World Bank Group New Country Partnership Strategy for the Republic of Armenia
November 7, 2013
Helping Armenia reduce poverty and improve lives of people through job creation
WASHINGTON, November 7, 2013 – A new Country Partnership Strategy (CPS) for the Republic of Armenia for 2014-2017 was discussed today by the World Bank Group’s Board of Executive Directors. The four-year strategy is a framework document outlining the World Bank Group’s support to the country.
The strategy is anchored in the Armenia Development Strategy 2025 and places private sector-led job creation at the center of the World Bank Group’s response. It also stresses the improvement of labor productivity in agricultural sector that supports the livelihood of over one million of the rural population, and would lead to higher economic growth, shared prosperity, and faster poverty reduction in both urban and rural areas. The strategy proposes financial support of US$ 843 million over the next four years, with access to the International Development Association (IDA), International Bank for Reconstruction and Development (IBRD), and International Finance Corporation (IFC) funding.
”This Country Partnership Strategy seeks to catalyze bigger volumes of resources to support Armenia’s development”, said Henry Kerali, World Bank Regional Director for the South Caucasus. ”It aims to address Armenia’s vulnerability to external shocks and strengthen competitiveness for post-crisis growth by supporting critical reforms that will help boost job creation accompanied by more efficient and equitable social services delivery.”
The strategy will support Armenia across two main engagement areas:
- Supporting competitiveness and job creation by improving the ease of doing business, promoting exports and tourism, and improving SME access to finance; and
- Improving efficiency and equity in social services delivery by ensuring access of all, especially women, to quality health and education services, and strengthening the social protection system.
Improving governance and anti-corruption measures in public services is a cross-cutting focus. The strategy will help revamp the existing anti-corruption framework, improve efficiency of the public administration, and deepen public finance management reform.

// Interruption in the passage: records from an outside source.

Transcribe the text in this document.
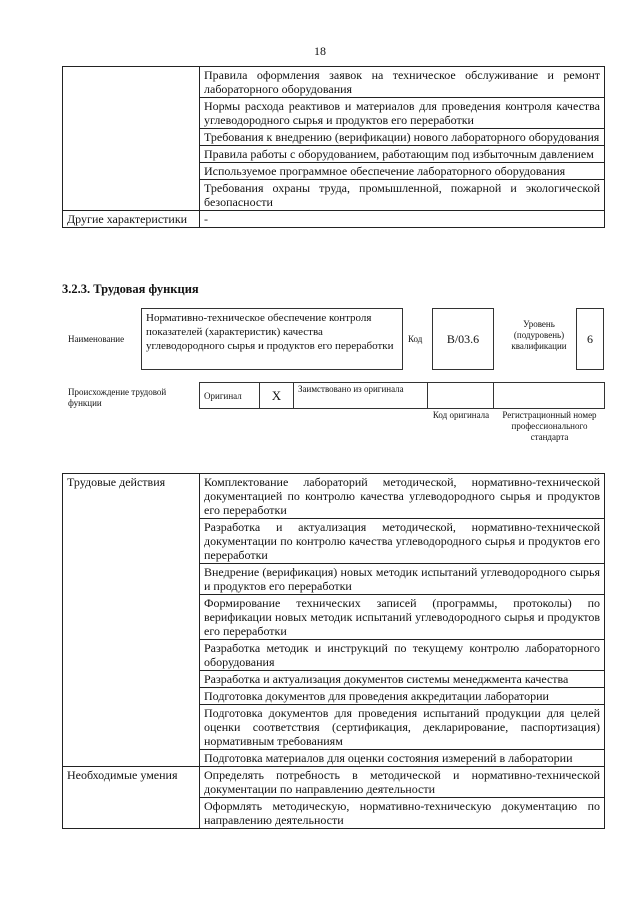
18
	Правила оформления заявок на техническое обслуживание и ремонт лабораторного оборудования
	Нормы расхода реактивов и материалов для проведения контроля качества углеводородного сырья и продуктов его переработки
	Требования к внедрению (верификации) нового лабораторного оборудования
	Правила работы с оборудованием, работающим под избыточным давлением
	Используемое программное обеспечение лабораторного оборудования
	Требования охраны труда, промышленной, пожарной и экологической безопасности
Другие характеристики	-
3.2.3. Трудовая функция
Наименование
Нормативно-техническое обеспечение контроля показателей (характеристик) качества углеводородного сырья и продуктов его переработки
Код B/03.6
Уровень (подуровень) квалификации
6
Происхождение трудовой функции
Оригинал	X	Заимствовано из оригинала		
Код оригинала	Регистрационный номер профессионального стандарта
Трудовые действия	Комплектование лабораторий методической, нормативно-технической документацией по контролю качества углеводородного сырья и продуктов его переработки
	Разработка и актуализация методической, нормативно-технической документации по контролю качества углеводородного сырья и продуктов его переработки
	Внедрение (верификация) новых методик испытаний углеводородного сырья и продуктов его переработки
	Формирование технических записей (программы, протоколы) по верификации новых методик испытаний углеводородного сырья и продуктов его переработки
	Разработка методик и инструкций по текущему контролю лабораторного оборудования
	Разработка и актуализация документов системы менеджмента качества
	Подготовка документов для проведения аккредитации лаборатории
	Подготовка документов для проведения испытаний продукции для целей оценки соответствия (сертификация, декларирование, паспортизация) нормативным требованиям
	Подготовка материалов для оценки состояния измерений в лаборатории
Необходимые умения	Определять потребность в методической и нормативно-технической документации по направлению деятельности
	Оформлять методическую, нормативно-техническую документацию по направлению деятельности
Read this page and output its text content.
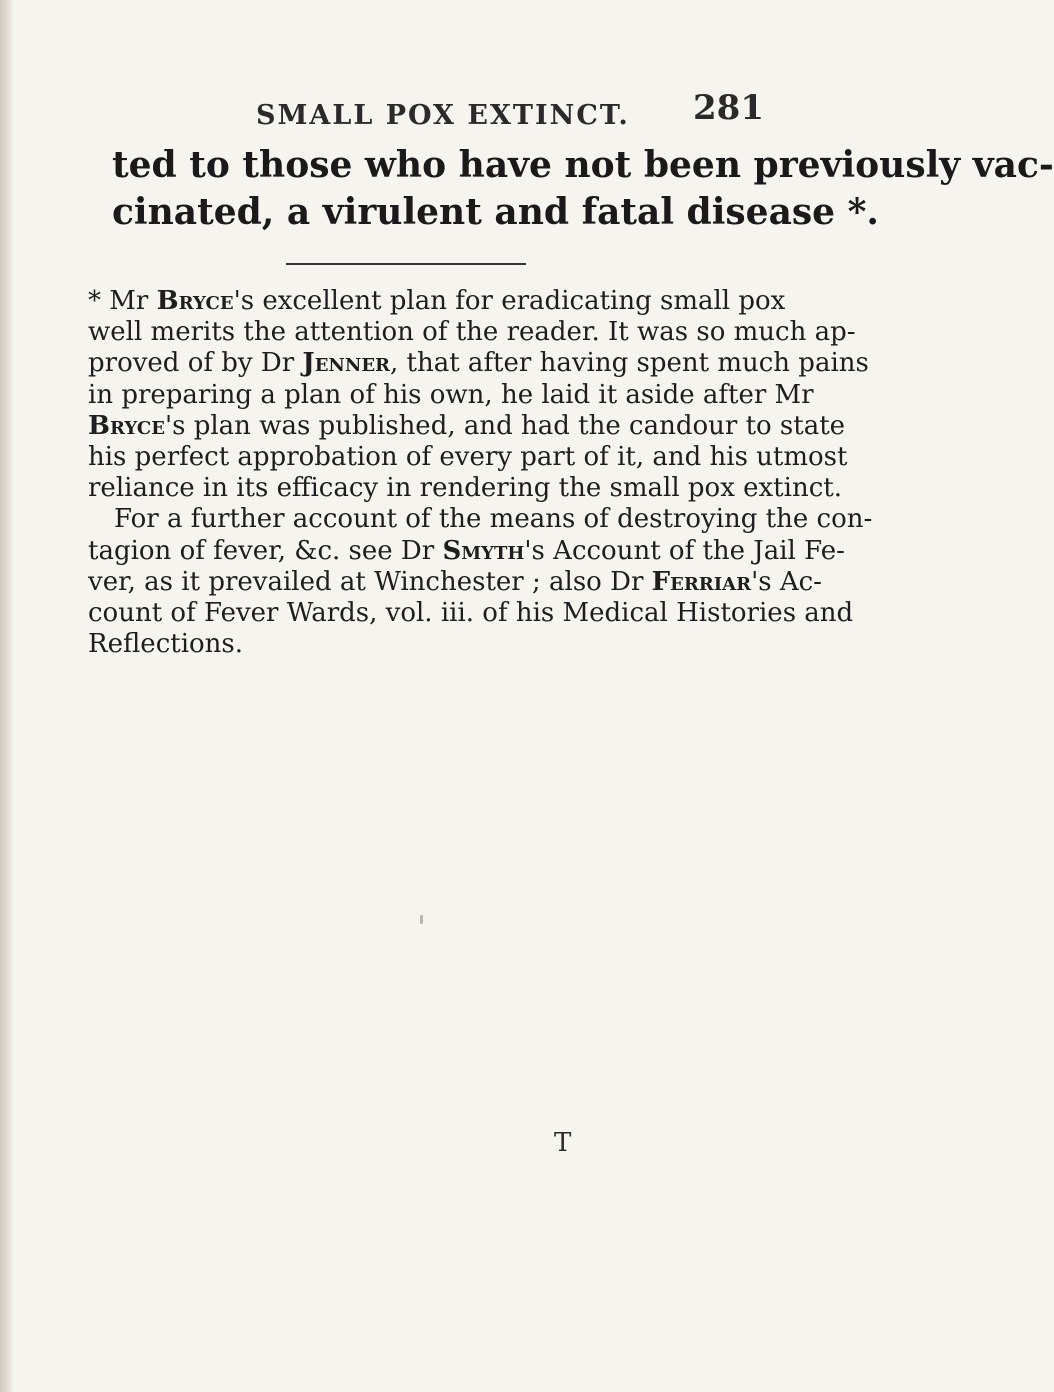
SMALL POX EXTINCT. 281
ted to those who have not been previously vac-
cinated, a virulent and fatal disease *.
* Mr Bryce's excellent plan for eradicating small pox
well merits the attention of the reader. It was so much ap-
proved of by Dr Jenner, that after having spent much pains
in preparing a plan of his own, he laid it aside after Mr
Bryce's plan was published, and had the candour to state
his perfect approbation of every part of it, and his utmost
reliance in its efficacy in rendering the small pox extinct.
For a further account of the means of destroying the con-
tagion of fever, &c. see Dr Smyth's Account of the Jail Fe-
ver, as it prevailed at Winchester ; also Dr Ferriar's Ac-
count of Fever Wards, vol. iii. of his Medical Histories and
Reflections.
T
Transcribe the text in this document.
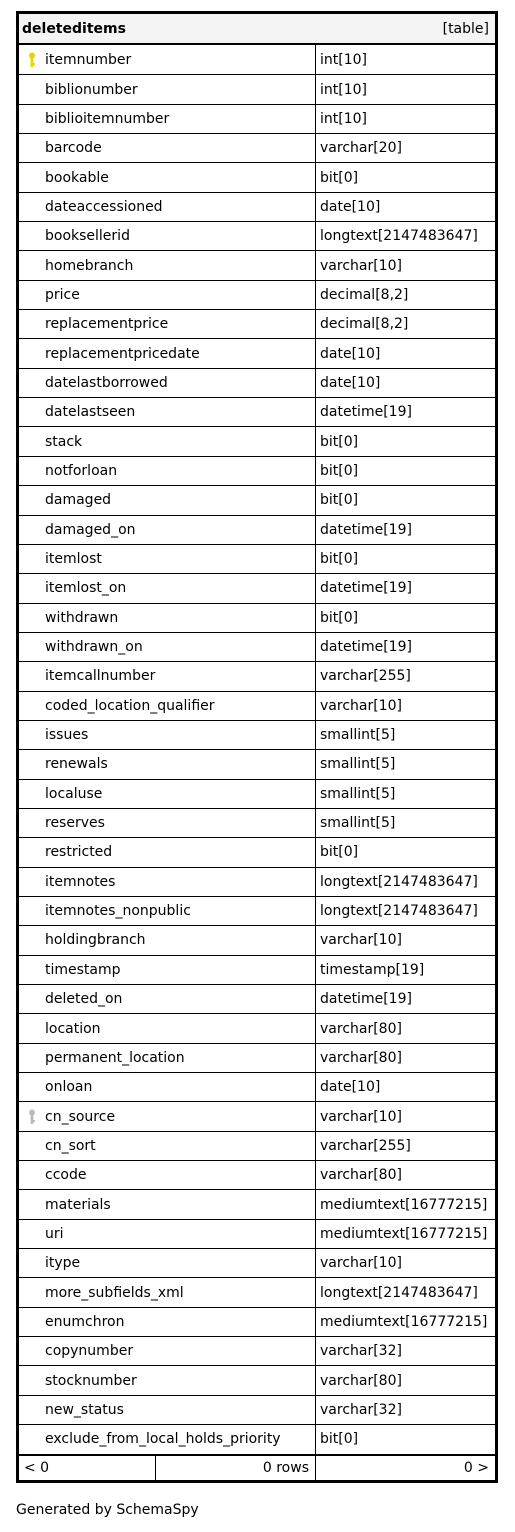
deleteditems	[table]
itemnumber	int[10]
biblionumber	int[10]
biblioitemnumber	int[10]
barcode	varchar[20]
bookable	bit[0]
dateaccessioned	date[10]
booksellerid	longtext[2147483647]
homebranch	varchar[10]
price	decimal[8,2]
replacementprice	decimal[8,2]
replacementpricedate	date[10]
datelastborrowed	date[10]
datelastseen	datetime[19]
stack	bit[0]
notforloan	bit[0]
damaged	bit[0]
damaged_on	datetime[19]
itemlost	bit[0]
itemlost_on	datetime[19]
withdrawn	bit[0]
withdrawn_on	datetime[19]
itemcallnumber	varchar[255]
coded_location_qualifier	varchar[10]
issues	smallint[5]
renewals	smallint[5]
localuse	smallint[5]
reserves	smallint[5]
restricted	bit[0]
itemnotes	longtext[2147483647]
itemnotes_nonpublic	longtext[2147483647]
holdingbranch	varchar[10]
timestamp	timestamp[19]
deleted_on	datetime[19]
location	varchar[80]
permanent_location	varchar[80]
onloan	date[10]
cn_source	varchar[10]
cn_sort	varchar[255]
ccode	varchar[80]
materials	mediumtext[16777215]
uri	mediumtext[16777215]
itype	varchar[10]
more_subfields_xml	longtext[2147483647]
enumchron	mediumtext[16777215]
copynumber	varchar[32]
stocknumber	varchar[80]
new_status	varchar[32]
exclude_from_local_holds_priority	bit[0]
< 0	0 rows	0 >
Generated by SchemaSpy
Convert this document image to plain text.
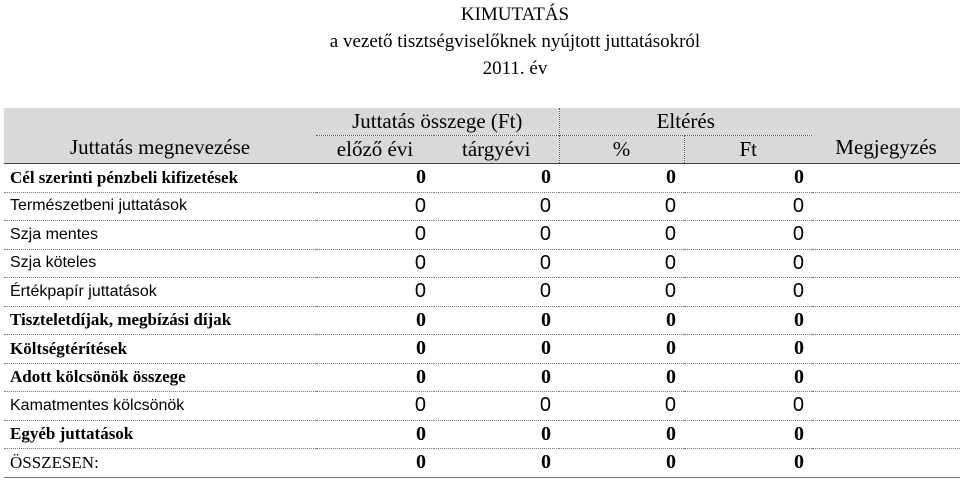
KIMUTATÁS
a vezető tisztségviselőknek nyújtott juttatásokról
2011. év
Juttatás megnevezése	Juttatás összege (Ft)		Eltérés		Megjegyzés
	előző évi	tárgyévi	%	Ft	
Cél szerinti pénzbeli kifizetések	0	0	0	0	
Természetbeni juttatások	0	0	0	0	
Szja mentes	0	0	0	0	
Szja köteles	0	0	0	0	
Értékpapír juttatások	0	0	0	0	
Tiszteletdíjak, megbízási díjak	0	0	0	0	
Költségtérítések	0	0	0	0	
Adott kölcsönök összege	0	0	0	0	
Kamatmentes kölcsönök	0	0	0	0	
Egyéb juttatások	0	0	0	0	
ÖSSZESEN:	0	0	0	0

"The World Bank Group’s support through its focus on jobs aims to harness the synergies of different sectors by introducing the necessary reforms, leading to robust and sustained growth, and benefitting the people of Armenia”, said Jean-Michel Happi, World Bank Country Manager for Armenia. “We will also aim to support business creation, innovation and accessibility of economic infrastructures, along with improved education and health service delivery.”
IFC, which is the World Bank Group’s private sector arm, will continue supporting the real sector through investments in competitive sectors such as mining and agribusiness. IFC will also deepen its advisory services operations in order to improve the investment climate with a focus on the agribusiness sector, strengthen the financial sector, and develop the market for investment in renewable energy.
“The private sector is critical to economic growth,” said Thomas Lubeck, IFC Regional Manager for the South Caucasus. “IFC, with its focus on private sector development, plans to leverage the power of entrepreneurs to create jobs and support sustainable economic growth in Armenia. We will continue to seek investment opportunities and provide advice in the areas where those are needed most.”
Since Armenia joined the World Bank in 1992, US$1,746 million has been allocated to different operations in the country. Currently, the World Bank portfolio includes 14 active projects with total commitments of US$445.4 million. Areas of support include five investment lending operations in infrastructure, four in social sectors, three in public sector, and two in ICT and agriculture. With Armenia becoming a member and a shareholder of IFC in 1995, the organization has invested US$271.5 million in the country. Those investments covered 44 projects across a range of sectors, including financial markets, manufacturing, and mining. IFC has also mobilized nearly US$9 million from other lenders. IFC’s Advisory Services group provides advice through projects focusing on the financial sector, sustainable energy, regulatory simplification, and food safety.